Есенин начал с того, что очень правдиво рассказал, как он сам был беспризорником, голодал, холодал, но потом нашел в себе силы расстаться с бродяжничеством, подыскал работу, выучился грамоте и вот теперь — пишет стихи, их печатают, и он неплохо зарабатывает.
Кончив свой от начала до конца выдуманный рассказ, Есенин вытащил из кармана пачку дорогих папирос и стал угощать, однако не всех, а по какому-то своему выбору и без всякой навязчивости.
— А ты какие пишешь стихи? — спросил один мальчик. — Про любовь?
— Да, и про любовь, — ответил Есенин, — и про геройские дела… разные.
В разговоре он употреблял жаргонные слова, пользовался босяческими интонациями и жестами, но все это делал естественно и просто, без тени притворства.

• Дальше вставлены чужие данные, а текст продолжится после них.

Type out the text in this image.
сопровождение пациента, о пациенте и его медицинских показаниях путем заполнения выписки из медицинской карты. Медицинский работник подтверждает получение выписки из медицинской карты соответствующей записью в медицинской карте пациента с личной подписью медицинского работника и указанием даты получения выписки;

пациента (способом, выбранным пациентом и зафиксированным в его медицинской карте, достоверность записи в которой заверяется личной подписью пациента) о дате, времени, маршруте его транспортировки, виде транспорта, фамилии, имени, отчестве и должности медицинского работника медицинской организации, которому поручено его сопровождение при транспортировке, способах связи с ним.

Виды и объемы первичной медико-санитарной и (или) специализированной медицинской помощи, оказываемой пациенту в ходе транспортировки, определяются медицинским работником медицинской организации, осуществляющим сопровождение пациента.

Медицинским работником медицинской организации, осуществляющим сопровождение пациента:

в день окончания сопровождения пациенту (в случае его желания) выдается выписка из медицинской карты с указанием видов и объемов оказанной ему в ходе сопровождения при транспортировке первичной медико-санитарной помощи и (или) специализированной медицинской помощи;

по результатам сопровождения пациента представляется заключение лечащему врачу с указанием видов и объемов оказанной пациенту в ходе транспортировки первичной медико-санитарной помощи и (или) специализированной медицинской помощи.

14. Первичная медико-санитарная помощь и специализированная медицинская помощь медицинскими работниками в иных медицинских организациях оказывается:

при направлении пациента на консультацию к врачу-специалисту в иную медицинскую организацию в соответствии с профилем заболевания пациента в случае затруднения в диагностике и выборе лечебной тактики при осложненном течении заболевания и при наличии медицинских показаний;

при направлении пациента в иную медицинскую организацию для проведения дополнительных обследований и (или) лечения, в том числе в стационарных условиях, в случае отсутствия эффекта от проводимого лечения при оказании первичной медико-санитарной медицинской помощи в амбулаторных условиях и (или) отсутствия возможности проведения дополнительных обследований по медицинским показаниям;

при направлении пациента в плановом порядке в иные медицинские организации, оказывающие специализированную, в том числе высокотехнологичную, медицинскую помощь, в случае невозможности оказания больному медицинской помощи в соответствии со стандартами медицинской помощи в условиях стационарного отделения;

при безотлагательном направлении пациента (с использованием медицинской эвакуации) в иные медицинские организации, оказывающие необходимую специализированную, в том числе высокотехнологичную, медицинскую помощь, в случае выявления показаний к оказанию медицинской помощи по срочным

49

В ответ на его «искреннее» признание ребята начали без всякого стеснения рассказывать о своих путешествиях, о не всегда благопристойных способах приобретения средств для пропитания. Внимательно слушали, когда Сергей начал объяснять им, что Советская власть никогда не даст им погибнуть, она оденет их, приютит, научит работать, сделает счастливыми людьми…

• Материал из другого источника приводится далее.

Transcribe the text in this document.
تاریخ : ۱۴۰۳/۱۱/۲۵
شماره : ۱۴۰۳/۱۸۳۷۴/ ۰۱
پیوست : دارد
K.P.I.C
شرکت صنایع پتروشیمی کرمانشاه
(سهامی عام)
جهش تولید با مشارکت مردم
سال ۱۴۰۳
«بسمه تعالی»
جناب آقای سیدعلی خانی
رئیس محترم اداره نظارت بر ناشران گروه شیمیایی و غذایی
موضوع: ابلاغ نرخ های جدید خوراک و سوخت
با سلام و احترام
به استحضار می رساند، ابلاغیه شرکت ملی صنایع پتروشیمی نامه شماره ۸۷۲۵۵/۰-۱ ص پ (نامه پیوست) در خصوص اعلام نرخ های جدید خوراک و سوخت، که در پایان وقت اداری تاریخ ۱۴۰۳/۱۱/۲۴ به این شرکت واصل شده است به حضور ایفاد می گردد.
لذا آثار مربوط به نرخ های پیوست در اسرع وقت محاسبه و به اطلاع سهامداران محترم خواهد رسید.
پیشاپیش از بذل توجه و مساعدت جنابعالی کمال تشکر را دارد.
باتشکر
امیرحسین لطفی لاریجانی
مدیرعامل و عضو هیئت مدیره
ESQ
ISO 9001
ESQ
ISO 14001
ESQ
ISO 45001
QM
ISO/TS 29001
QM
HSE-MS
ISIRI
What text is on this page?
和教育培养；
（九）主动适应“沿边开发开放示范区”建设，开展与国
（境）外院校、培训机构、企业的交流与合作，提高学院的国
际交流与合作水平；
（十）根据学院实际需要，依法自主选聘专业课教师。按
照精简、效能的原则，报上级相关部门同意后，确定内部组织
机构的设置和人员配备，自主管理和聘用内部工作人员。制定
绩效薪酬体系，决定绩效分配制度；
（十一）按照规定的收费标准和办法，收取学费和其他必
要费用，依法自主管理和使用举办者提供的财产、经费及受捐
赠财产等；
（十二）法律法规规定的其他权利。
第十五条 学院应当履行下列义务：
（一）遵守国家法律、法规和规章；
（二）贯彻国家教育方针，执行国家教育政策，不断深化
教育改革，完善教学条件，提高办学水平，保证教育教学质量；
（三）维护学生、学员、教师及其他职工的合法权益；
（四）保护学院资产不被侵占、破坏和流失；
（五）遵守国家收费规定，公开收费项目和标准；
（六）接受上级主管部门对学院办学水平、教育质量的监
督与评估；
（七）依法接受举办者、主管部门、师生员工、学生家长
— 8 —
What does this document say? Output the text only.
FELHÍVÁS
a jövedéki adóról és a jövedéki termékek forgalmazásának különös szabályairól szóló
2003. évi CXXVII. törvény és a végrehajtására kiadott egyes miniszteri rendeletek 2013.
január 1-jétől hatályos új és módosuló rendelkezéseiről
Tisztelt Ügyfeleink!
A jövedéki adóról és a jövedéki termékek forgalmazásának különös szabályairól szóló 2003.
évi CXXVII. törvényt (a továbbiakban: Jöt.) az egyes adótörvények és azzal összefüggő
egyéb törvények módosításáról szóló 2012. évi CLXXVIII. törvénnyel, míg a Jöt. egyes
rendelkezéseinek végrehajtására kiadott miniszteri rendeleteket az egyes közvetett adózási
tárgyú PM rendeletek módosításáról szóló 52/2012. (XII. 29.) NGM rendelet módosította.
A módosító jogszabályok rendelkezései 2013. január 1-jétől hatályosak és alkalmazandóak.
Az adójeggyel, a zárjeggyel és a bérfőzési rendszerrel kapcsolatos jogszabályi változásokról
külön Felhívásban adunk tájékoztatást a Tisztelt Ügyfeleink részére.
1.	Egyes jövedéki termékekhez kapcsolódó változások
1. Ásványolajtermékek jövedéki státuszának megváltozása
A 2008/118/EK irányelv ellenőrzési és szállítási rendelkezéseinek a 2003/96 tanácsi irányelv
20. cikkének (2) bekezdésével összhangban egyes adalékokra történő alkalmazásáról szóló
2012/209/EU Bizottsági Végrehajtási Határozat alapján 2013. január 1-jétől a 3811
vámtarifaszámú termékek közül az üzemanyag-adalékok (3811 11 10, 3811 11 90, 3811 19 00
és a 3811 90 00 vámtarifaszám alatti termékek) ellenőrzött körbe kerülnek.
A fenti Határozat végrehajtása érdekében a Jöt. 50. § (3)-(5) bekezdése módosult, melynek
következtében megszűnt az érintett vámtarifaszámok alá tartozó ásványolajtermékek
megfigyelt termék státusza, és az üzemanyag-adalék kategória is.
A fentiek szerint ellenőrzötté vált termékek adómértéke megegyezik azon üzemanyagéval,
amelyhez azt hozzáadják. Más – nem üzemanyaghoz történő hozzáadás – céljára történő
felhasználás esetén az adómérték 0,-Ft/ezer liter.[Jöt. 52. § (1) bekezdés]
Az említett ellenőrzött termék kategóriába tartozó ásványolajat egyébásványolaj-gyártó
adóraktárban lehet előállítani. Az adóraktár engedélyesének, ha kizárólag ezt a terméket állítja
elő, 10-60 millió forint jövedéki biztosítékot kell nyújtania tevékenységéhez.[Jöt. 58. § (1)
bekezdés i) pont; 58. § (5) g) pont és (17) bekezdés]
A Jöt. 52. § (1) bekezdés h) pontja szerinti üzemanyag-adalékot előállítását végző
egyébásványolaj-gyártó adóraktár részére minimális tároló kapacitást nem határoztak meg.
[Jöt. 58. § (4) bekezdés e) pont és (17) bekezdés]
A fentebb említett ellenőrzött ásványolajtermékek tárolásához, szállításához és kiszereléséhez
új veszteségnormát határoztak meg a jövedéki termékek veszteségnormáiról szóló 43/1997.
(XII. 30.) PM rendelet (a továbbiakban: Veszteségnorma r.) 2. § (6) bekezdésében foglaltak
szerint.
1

Мы пробыли в коллекторе около часа. За это время никто не позволил себе ни одной грубой шутки. А когда один совершенно голый и совершенно черный от грязи мальчишка слишком близко подсел к Есенину, на него хором закричали остальные:
— Эй, дурошлеп! Разве не видишь — у человека хорошая роба?! А ты прислоняешься!
Другой мальчуган по просьбе Есенина с большой охотой спел чистым, как слеза, за душу берущим детским голоском песню беспризорников «Позабыт, позаброшен…».
Провожали нас до дверей всей оравой и кричали вдогонку:
— Приходите еще!
Мы вышли на улицу порядочно взволнованные.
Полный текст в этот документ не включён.